Paula Paul, December 15, 2014 | 4 min read


It started like most weekdays – up shortly after 5, getting breakfast for the boys, lunch packed for Alex, Alex off to school at 6:20, Erik’s backpack checked and ready to go.  Try to miss the morning traffic (impossible) and get to class around 7:30.  I look over my homework and check email to make sure there are no fires to fight in my freelance world.  Ah, this day is *all mine*.  Bob will get pizza for dinner so I can go to the Ruby meetup after helping with Kids Code.  This will be a geek spa day.

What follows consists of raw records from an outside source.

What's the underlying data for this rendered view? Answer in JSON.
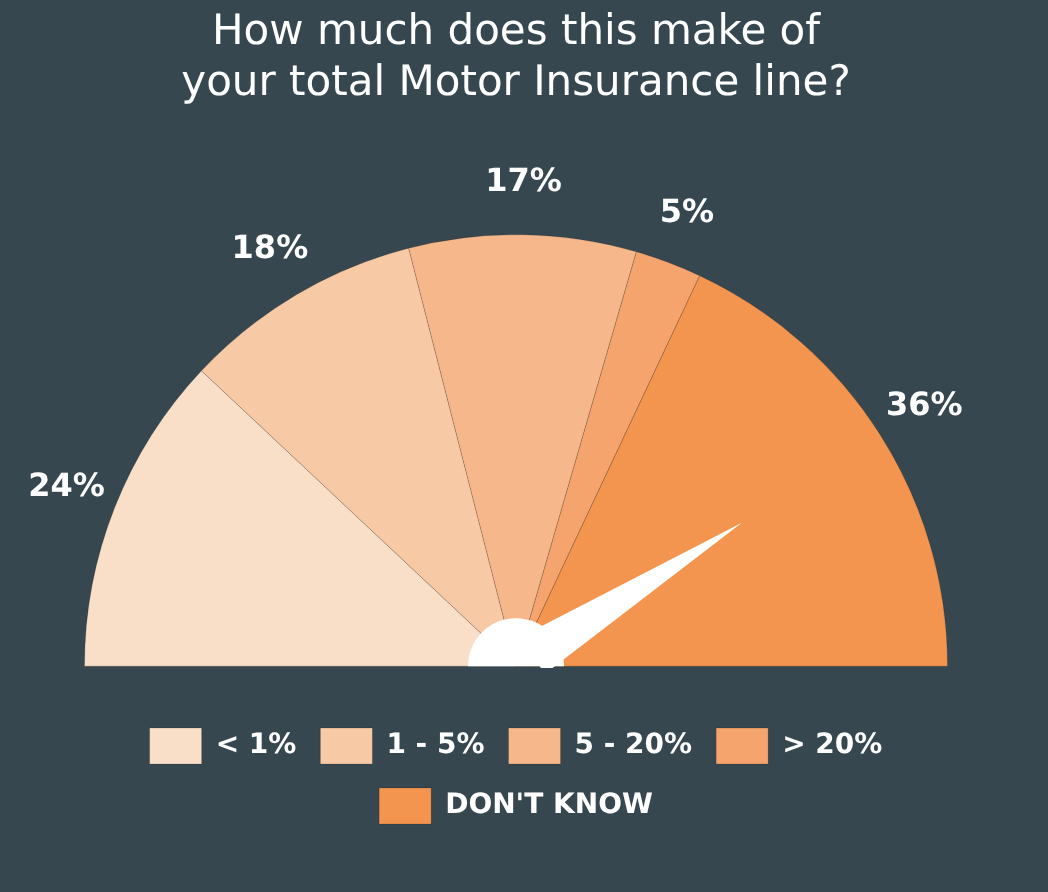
{
  "chart_data": {
    "type": "pie",
    "title": "How much does this make of\nyour total Motor Insurance line?",
    "categories": [
      "< 1%",
      "1 - 5%",
      "5 - 20%",
      "> 20%",
      "DON'T KNOW"
    ],
    "values": [
      24,
      18,
      17,
      5,
      36
    ],
    "value_labels": [
      "24%",
      "18%",
      "17%",
      "5%",
      "36%"
    ],
    "colors": [
      "#f9dfc8",
      "#f8c9a5",
      "#f6b88b",
      "#f4a46c",
      "#f3954f"
    ],
    "needle": "DON'T KNOW",
    "legend": "bottom"
  }
}
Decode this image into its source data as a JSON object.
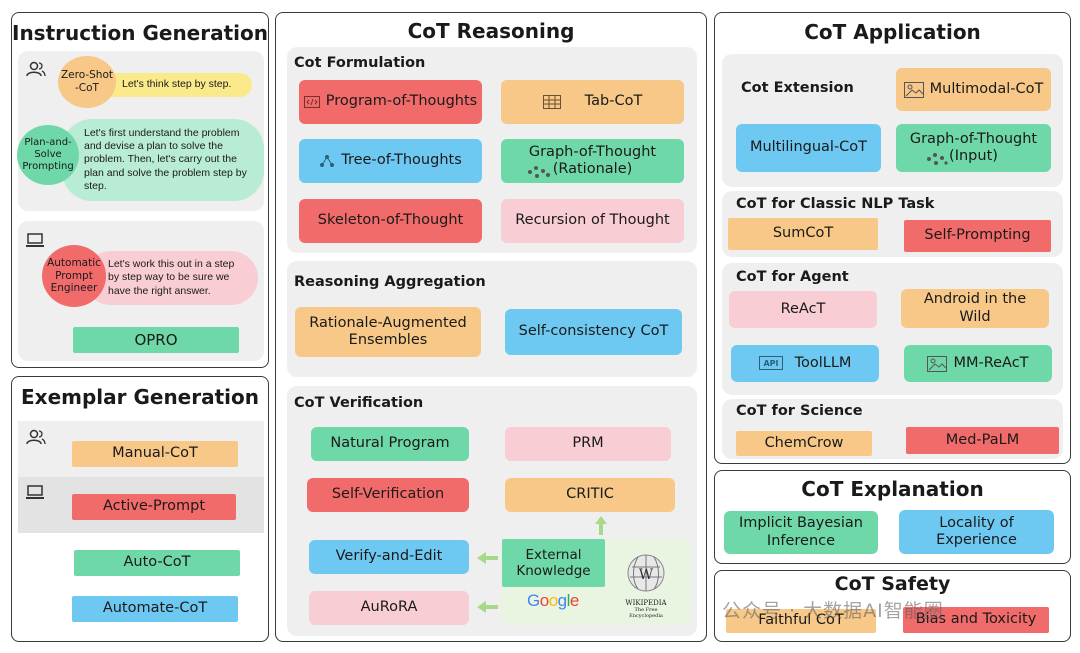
{
  "instruction_generation": {
    "title": "Instruction Generation",
    "zero_shot": {
      "label": "Zero-Shot\n-CoT",
      "bubble": "Let's think step by step."
    },
    "plan_solve": {
      "label": "Plan-and-\nSolve\nPrompting",
      "bubble": "Let's first understand the problem and devise a plan to solve the problem. Then, let's carry out the plan and solve the problem step by step."
    },
    "ape": {
      "label": "Automatic\nPrompt\nEngineer",
      "bubble": "Let's work this out in a step by step way to be sure we have the right answer."
    },
    "opro": "OPRO"
  },
  "exemplar_generation": {
    "title": "Exemplar Generation",
    "manual": "Manual-CoT",
    "active": "Active-Prompt",
    "auto": "Auto-CoT",
    "automate": "Automate-CoT"
  },
  "cot_reasoning": {
    "title": "CoT Reasoning",
    "formulation": {
      "title": "Cot Formulation",
      "program": "Program-of-Thoughts",
      "tab": "Tab-CoT",
      "tree": "Tree-of-Thoughts",
      "graph": "Graph-of-Thought\n(Rationale)",
      "skeleton": "Skeleton-of-Thought",
      "recursion": "Recursion of Thought"
    },
    "aggregation": {
      "title": "Reasoning Aggregation",
      "rationale": "Rationale-Augmented\nEnsembles",
      "self_consistency": "Self-consistency CoT"
    },
    "verification": {
      "title": "CoT Verification",
      "natural": "Natural Program",
      "prm": "PRM",
      "self_verification": "Self-Verification",
      "critic": "CRITIC",
      "verify_edit": "Verify-and-Edit",
      "external": "External\nKnowledge",
      "aurora": "AuRoRA",
      "google": "Google",
      "wikipedia": "WIKIPEDIA",
      "wikipedia_sub": "The Free Encyclopedia"
    }
  },
  "cot_application": {
    "title": "CoT Application",
    "extension": {
      "title": "Cot Extension",
      "multimodal": "Multimodal-CoT",
      "multilingual": "Multilingual-CoT",
      "graph_input": "Graph-of-Thought\n(Input)"
    },
    "nlp": {
      "title": "CoT for Classic NLP Task",
      "sumcot": "SumCoT",
      "self_prompting": "Self-Prompting"
    },
    "agent": {
      "title": "CoT for Agent",
      "react": "ReAcT",
      "android": "Android in the\nWild",
      "toolllm": "ToolLLM",
      "mm_react": "MM-ReAcT"
    },
    "science": {
      "title": "CoT for Science",
      "chemcrow": "ChemCrow",
      "medpalm": "Med-PaLM"
    }
  },
  "cot_explanation": {
    "title": "CoT Explanation",
    "bayesian": "Implicit Bayesian\nInference",
    "locality": "Locality of\nExperience"
  },
  "cot_safety": {
    "title": "CoT Safety",
    "faithful": "Faithful CoT",
    "bias": "Bias and Toxicity"
  },
  "watermark": "公众号 · 大数据AI智能圈",
  "icon_names": [
    "user-icon",
    "laptop-icon",
    "code-icon",
    "table-icon",
    "tree-icon",
    "graph-icon",
    "image-icon",
    "api-icon",
    "arrow-icon"
  ]
}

My classmates are brave and fun and colorful; they pop in over the next half hour, then ‘amazing and handsome Zack’ (who has brainwashed us to refer to him this way through clever and not-so-subliminal CSS examples) takes us through partials and helper functions.  We take a mid-morning break to head up to the garage and beta test a new app from Giusto, trading feedback and bug reports in exchange for weightless orange creamsicle cheesecake.  I want to join the QA team so that I can test apps and eat cheesecake.

Back in the classroom I realize that when I fixed the bootstrap hamburger in my ‘Pinterest look alike’ I wound up with Rails 4.1.6 and 4.1.7 on my machine and now have SSL problems downloading the gem I need.  What is this strange language?  Google is my friend.  I download and install the gem locally – it works!  I sit back in my chair and laugh; when Simone gives me that look, I point at my laptop and tell it “I AM THE BOSS OF YOU!”.  Simone and I can’t seem to agree on who is Pinky as opposed to The Brain.  I ditch Bootstrap and use Foundation instead, because it’s more fun.

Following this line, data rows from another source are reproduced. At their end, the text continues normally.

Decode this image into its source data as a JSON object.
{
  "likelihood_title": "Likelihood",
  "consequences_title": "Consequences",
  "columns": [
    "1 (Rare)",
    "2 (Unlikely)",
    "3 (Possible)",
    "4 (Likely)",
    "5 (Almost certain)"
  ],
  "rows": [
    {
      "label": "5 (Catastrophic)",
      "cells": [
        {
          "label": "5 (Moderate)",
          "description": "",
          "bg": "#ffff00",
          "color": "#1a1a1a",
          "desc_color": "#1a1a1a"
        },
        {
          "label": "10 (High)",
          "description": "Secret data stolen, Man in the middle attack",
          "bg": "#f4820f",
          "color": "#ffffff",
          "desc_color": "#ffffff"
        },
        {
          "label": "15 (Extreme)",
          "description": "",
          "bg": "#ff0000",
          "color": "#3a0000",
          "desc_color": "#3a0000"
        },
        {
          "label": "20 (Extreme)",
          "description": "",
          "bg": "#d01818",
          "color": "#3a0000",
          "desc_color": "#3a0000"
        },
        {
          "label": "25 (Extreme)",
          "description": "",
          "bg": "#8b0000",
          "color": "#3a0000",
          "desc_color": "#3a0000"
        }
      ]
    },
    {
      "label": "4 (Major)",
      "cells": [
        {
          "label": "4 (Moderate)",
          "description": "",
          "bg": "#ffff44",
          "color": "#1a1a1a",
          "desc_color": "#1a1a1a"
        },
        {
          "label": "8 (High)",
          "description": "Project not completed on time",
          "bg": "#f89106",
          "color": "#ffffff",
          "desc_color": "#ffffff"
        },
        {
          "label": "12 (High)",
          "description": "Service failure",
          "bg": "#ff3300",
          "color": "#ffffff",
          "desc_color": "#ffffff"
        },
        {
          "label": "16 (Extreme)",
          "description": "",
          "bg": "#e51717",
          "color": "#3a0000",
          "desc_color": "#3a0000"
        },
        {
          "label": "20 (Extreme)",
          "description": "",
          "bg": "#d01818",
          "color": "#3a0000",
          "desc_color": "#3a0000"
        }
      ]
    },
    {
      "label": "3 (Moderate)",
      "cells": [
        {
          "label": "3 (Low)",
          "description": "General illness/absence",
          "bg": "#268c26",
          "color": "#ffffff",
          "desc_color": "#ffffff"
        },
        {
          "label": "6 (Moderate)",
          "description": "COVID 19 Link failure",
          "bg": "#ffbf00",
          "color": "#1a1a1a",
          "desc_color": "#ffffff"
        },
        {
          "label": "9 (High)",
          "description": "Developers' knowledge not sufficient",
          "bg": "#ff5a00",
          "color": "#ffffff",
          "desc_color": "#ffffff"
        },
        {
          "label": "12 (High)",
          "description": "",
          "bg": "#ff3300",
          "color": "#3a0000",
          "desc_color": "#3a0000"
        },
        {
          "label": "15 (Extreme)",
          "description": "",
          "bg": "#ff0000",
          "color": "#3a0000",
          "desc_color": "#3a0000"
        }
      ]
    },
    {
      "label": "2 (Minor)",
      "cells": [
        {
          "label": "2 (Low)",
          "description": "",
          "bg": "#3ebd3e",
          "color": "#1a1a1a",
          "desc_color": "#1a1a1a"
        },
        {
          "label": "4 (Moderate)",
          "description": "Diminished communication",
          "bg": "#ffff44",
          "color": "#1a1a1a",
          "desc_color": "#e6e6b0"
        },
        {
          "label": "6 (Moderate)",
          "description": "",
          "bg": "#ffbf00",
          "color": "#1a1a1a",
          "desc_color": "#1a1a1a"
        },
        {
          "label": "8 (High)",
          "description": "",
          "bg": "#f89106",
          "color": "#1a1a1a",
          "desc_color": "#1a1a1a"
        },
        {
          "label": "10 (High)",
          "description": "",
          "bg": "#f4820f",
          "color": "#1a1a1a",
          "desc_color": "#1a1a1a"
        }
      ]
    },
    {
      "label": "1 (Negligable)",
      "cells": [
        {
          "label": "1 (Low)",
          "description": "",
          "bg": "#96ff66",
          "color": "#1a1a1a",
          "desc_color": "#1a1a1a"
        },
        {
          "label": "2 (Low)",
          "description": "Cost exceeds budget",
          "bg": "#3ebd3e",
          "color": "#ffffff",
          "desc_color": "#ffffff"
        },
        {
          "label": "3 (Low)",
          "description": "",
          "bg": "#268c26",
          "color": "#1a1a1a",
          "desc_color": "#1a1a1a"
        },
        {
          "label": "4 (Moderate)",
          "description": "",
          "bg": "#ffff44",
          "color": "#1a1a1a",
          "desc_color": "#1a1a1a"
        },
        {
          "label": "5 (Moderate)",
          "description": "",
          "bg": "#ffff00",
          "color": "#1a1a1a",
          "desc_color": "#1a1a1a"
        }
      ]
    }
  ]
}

Cheesecake is more than great as a lunch plan, and it’s time for our early afternoon guest speaker, James Thulberry, the CTO of Klick Push.  What a story – from PHP hacker to CTO, over thousands of miles in that same car we saw him driving around town when we ran out for sushi afterwards.  That is a man who takes good care of his vehicle.

TTS hosts free Kids Code sessions on Tuesday afternoons; Matt, Erin, Simone, Bobby and I go along to help.  The Kids Code sessions are always amazing fun, but this was a special R&R (Rockets and Robots) adventure courtesy of CPCC.  We assemble rolled up paper tubes, paper nosecones and fins, then parade the paper tube-rockets to a launching pad facing the parking lot and let them fly with a whooshing POP of compressed air.  Later models sport bright LED diodes as dusk settles in; what goes way up does come down, but where? 

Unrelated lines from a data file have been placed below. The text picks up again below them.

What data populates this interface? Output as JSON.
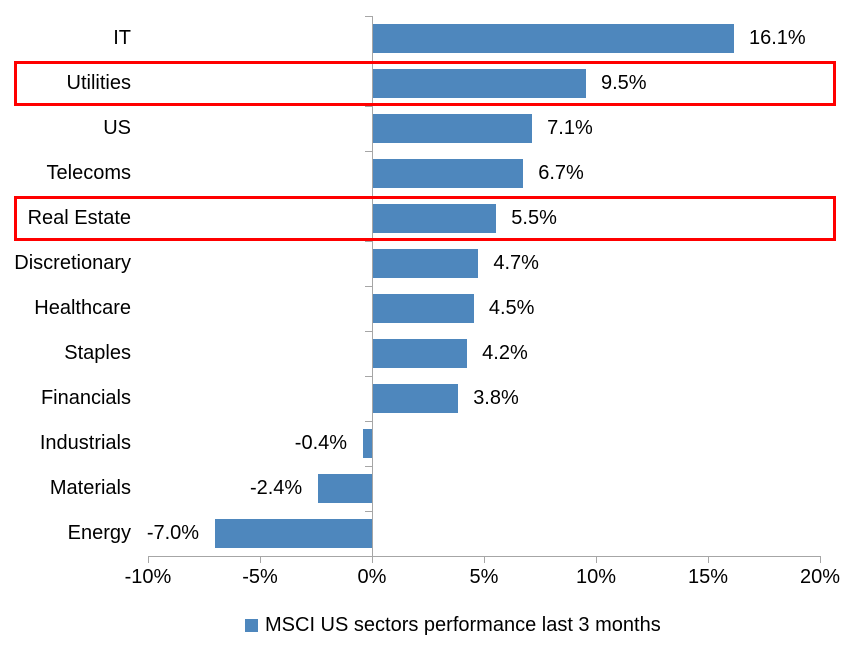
{
  "chart_data": {
    "type": "bar",
    "orientation": "horizontal",
    "title": "",
    "categories": [
      "IT",
      "Utilities",
      "US",
      "Telecoms",
      "Real Estate",
      "Discretionary",
      "Healthcare",
      "Staples",
      "Financials",
      "Industrials",
      "Materials",
      "Energy"
    ],
    "values": [
      16.1,
      9.5,
      7.1,
      6.7,
      5.5,
      4.7,
      4.5,
      4.2,
      3.8,
      -0.4,
      -2.4,
      -7.0
    ],
    "value_labels": [
      "16.1%",
      "9.5%",
      "7.1%",
      "6.7%",
      "5.5%",
      "4.7%",
      "4.5%",
      "4.2%",
      "3.8%",
      "-0.4%",
      "-2.4%",
      "-7.0%"
    ],
    "highlighted_categories": [
      "Utilities",
      "Real Estate"
    ],
    "highlight_color": "#ff0000",
    "bar_color": "#4e87bd",
    "axis_color": "#a6a6a6",
    "text_color": "#000000",
    "x_axis": {
      "min": -10,
      "max": 20,
      "ticks": [
        -10,
        -5,
        0,
        5,
        10,
        15,
        20
      ],
      "tick_labels": [
        "-10%",
        "-5%",
        "0%",
        "5%",
        "10%",
        "15%",
        "20%"
      ],
      "gridlines": false
    },
    "legend": {
      "position": "bottom",
      "label": "MSCI US sectors performance last 3 months",
      "marker_color": "#4e87bd",
      "marker_icon": "legend-square-icon"
    }
  }
}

You just can not top that.  Well, unless you make a one wheeled robot that can go in a straight line.

 Back in the classroom (Kids Code mission control), things are intense.  With just a short strip of aluminum wire, a one wheel motor, and a small battery, could we create a robot that could move in a straight line?  We are mad scientists, furiously tangling wires wrapping motors and balancing batteries.  The wobbly ones remind me of what happens when I start to write code before I’ve fully baked an idea.  We are lost in problem solving, call it tenacity or well intentioned OCD.  Simone is definitely The Brain.

The wires, motors, batteries and rocket launcher are packed away and Kids Code parents find their happy students just as the Ruby Meetup gang starts to arrive.  Time for the night shift.  Grab a beer and a jalapeno pretzel; everyone is informal and there to toss around ideas.  It’s a low key crowd but genuine and interesting – our Meetup host shared information about ruby applications for raspberry pi and a book introducing TCP concepts using examples in Ruby.  The TTS students were welcomed and also got some extra time in on our homework.

The commute home was after the rush-hour madness,  and I collapse on the couch with Bob.  The boys are in bed, and Bob and I debate whether my days writing and submitting JCL to orchestrate batch programs that produced pages of green bar paper was an early form of MVC (paper = View, JCLbatch code = Controller, DB2 = Model).  Maybe…

If all you want to do is learn Ruby on Rails, don’t come to TTS.  If you want experience the technology scene in Charlotte, meet a ton of brave and brilliant people, and go for the whole enchilada, check it out.